Schematic of the bipolar structure hypothesised in V1309 Sco. The velocities for the blueshiſted and redshiſted lobes are measured from the 2019 ALMA data.

4.3 Effects of dust obscuration

In the X-shooter spectra, we detect a plethora of neutral and singly ionised emission, as well as forbidden line emission (see Sect. 3.4). It has been shown that the line profiles of atomic emission in core-collapse supernovae is affected by dust (Lucy et al. 1989; Pozzo et al. 2004; Bevan et al. 2017), with a bluewards shift in the peak velocity and asymmetries between the red and blue wings. Shore et al. (2018) applied a similar method to the ejecta of classical novae, which have simpler geometries and lower ejecta velocities and masses.
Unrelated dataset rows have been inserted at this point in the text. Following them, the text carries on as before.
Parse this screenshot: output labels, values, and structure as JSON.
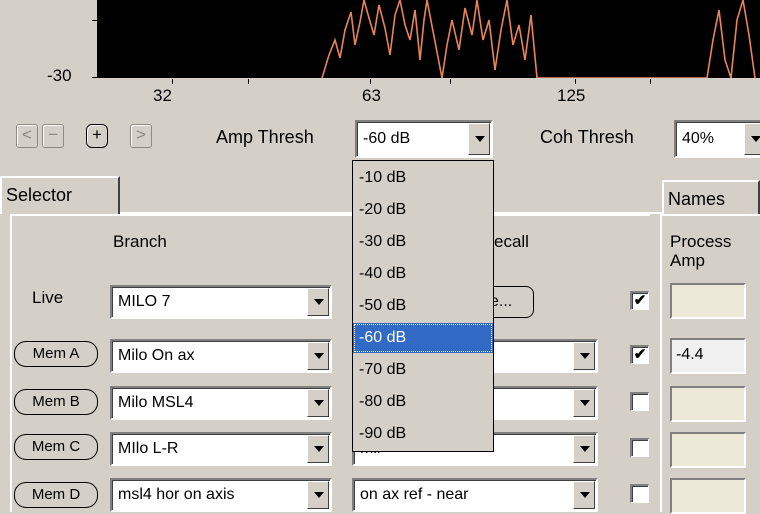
{
  "graph": {
    "y_label": "-30",
    "x_ticks": [
      "32",
      "63",
      "125"
    ],
    "trace_color": "#e8845a"
  },
  "toolbar": {
    "nav": [
      "<",
      "−",
      "+",
      ">"
    ],
    "amp_thresh_label": "Amp Thresh",
    "amp_thresh_value": "-60 dB",
    "coh_thresh_label": "Coh Thresh",
    "coh_thresh_value": "40%"
  },
  "tabs": {
    "selector": "Selector",
    "names": "Names"
  },
  "headers": {
    "branch": "Branch",
    "recall": "ecall",
    "process_amp": "Process\nAmp"
  },
  "rows": [
    {
      "label": "Live",
      "branch": "MILO  7",
      "recall": "e...",
      "checked": "✔",
      "amp": ""
    },
    {
      "label": "Mem A",
      "branch": "Milo On ax",
      "recall": "",
      "checked": "✔",
      "amp": "-4.4"
    },
    {
      "label": "Mem B",
      "branch": "Milo MSL4",
      "recall": "",
      "checked": "",
      "amp": ""
    },
    {
      "label": "Mem C",
      "branch": "MIlo L-R",
      "recall": "mil",
      "checked": "",
      "amp": ""
    },
    {
      "label": "Mem D",
      "branch": "msl4 hor on axis",
      "recall": "on ax ref - near",
      "checked": "",
      "amp": ""
    }
  ],
  "dropdown": {
    "options": [
      "-10 dB",
      "-20 dB",
      "-30 dB",
      "-40 dB",
      "-50 dB",
      "-60 dB",
      "-70 dB",
      "-80 dB",
      "-90 dB"
    ],
    "selected": "-60 dB"
  }
}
Similar effects are seen, as well as that in cases where the inclination is low so that the line of sight barely passes through the ejected material, asymmetries will still be seen. To examine the effect of dust on the neutral and ionised atomic emission, we looked at the profiles of neutral and singly ionised Fe and Ca. The profiles are shown in Fig. 9. The average profiles of [Ca II] and [Fe II] in 2016 show a slight asymmetry skewed towards shorter wavelengths, with the peak velocity also blueshifted. This would indicate that ionised gas is more obscured by dust and so is likely to be found at smaller radial distances from the central star, assuming the winds or outflows are biconical and sufficiently inclined to the observer that both cones are visible. Such a geometry is consistent with the ALMA velocity maps shown in Fig. 2, which in 2019 are similar to that seen for V4332 Sgr (Kamiński et al. 2018). In K18, it is noted that the inclination angle may be even lower than that found for V4332 Sgr (13°). If this is the case, the assumed geometry in the simulations of Shore et al. (2018) can be applied to V1309 Sco.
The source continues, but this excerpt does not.